D5.2 - Effets directs de l’enrichissement en nutriments

D5.3 - Effets indirects de l’enrichissement en nutriments

Message clé:

L’état d’eutrophisation de la zone maritime OSPAR s’est amélioré depuis 1990 mais on relève encore la présence d’eutrophisation dans 7% de la zone évaluée. Les zones concernées se situent principalement dans des parties du sud-est de la mer du Nord au sens large et dans certaines eaux côtières de la mer Celtique et du golfe de Gascogne.

Zone Évaluée

Récapitulatif Imprimable

Contexte

L’objectif stratégique d’OSPAR, en ce qui concerne l’eutrophisation, est de lutter contre l'eutrophisation dans la zone maritime OSPAR, ceci dans le but ultime, de parvenir à et de maintenir un milieu marin sain exempt d'eutrophisation anthropique. OSPAR réalise des évaluations périodiques de l’état d’eutrophisation car un excès de nutriments dans le milieu marin peut entraîner des problèmes pour les écosystèmes (Third OSPAR Integrated Report on the Etat d’eutrophisation of the Zone maritime OSPAR).

L’eutrophisation est le résultat d’un enrichissement excessif des eaux en nutriments.
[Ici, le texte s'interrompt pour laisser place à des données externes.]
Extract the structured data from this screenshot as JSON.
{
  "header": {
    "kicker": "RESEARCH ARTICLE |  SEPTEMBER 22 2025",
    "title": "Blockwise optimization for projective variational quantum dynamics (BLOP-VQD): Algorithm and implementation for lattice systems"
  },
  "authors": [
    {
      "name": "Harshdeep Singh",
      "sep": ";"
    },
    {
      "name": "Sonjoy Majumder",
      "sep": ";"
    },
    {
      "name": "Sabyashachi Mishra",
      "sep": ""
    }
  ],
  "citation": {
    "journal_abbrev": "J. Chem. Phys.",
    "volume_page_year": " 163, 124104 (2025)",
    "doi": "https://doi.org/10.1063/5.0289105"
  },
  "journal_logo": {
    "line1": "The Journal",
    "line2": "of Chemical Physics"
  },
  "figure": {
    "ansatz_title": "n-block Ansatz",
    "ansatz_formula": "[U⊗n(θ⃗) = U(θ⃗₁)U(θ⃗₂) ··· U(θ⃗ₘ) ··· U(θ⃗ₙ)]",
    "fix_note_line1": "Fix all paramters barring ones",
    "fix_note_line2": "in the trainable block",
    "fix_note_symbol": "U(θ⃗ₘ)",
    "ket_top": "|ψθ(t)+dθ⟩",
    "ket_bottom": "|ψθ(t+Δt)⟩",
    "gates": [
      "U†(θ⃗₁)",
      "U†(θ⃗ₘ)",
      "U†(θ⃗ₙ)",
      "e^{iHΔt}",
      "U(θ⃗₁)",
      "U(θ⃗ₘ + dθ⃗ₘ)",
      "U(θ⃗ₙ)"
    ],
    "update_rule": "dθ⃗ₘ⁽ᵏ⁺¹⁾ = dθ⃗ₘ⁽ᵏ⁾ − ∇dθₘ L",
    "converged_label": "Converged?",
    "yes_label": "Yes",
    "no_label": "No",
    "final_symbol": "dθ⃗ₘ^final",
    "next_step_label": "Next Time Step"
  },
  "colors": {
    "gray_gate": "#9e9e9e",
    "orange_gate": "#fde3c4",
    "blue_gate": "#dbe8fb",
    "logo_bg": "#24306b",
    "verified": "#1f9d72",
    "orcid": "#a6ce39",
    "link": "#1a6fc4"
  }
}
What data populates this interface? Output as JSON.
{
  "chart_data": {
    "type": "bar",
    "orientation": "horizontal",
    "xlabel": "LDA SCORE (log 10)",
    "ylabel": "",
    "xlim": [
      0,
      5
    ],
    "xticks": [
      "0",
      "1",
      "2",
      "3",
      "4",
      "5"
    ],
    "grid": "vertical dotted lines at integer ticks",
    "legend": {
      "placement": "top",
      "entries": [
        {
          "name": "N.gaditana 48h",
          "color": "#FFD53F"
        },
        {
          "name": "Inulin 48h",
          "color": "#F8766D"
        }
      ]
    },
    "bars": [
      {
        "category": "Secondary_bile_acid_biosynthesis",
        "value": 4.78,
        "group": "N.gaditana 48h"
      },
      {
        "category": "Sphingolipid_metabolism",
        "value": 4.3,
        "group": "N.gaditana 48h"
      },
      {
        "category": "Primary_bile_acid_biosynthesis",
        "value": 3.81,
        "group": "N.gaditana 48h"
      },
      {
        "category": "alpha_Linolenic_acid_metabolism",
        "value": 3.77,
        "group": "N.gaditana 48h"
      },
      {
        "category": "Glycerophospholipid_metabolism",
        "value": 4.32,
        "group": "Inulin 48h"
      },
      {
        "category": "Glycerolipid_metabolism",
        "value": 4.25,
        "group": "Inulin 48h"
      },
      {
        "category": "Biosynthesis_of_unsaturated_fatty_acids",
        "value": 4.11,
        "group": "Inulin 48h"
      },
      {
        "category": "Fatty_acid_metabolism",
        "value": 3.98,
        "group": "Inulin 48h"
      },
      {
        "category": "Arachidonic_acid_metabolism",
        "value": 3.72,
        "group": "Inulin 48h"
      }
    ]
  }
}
Un enrichissement excessif des eaux marines en nutriments peut entraîner des efflorescences algales (phytoplancton), causant éventuellement des perturbations indésirables de l’équilibre des organismes dans les écosystèmes marins et de la qualité de l’eau en général (Figure 1).

L’identification des liens de causalité entre ces perturbations (telles que des modifications des habitats et de la biodiversité, des efflorescences d’algues ou de macroalgues nuisibles, une diminution de la transparence de l’eau et des modifications du comportement du poisson et d’autres espèces, ou même leur mortalité) et l’enrichissement en nutriments est compliquée par la présence d’autres pressions. Les effets cumulatifs, notamment le changement climatique, peuvent avoir des effets similaires sur les communautés biologiques et l’oxygène dissous, rendant encore plus difficile la démonstration des liens de causalité.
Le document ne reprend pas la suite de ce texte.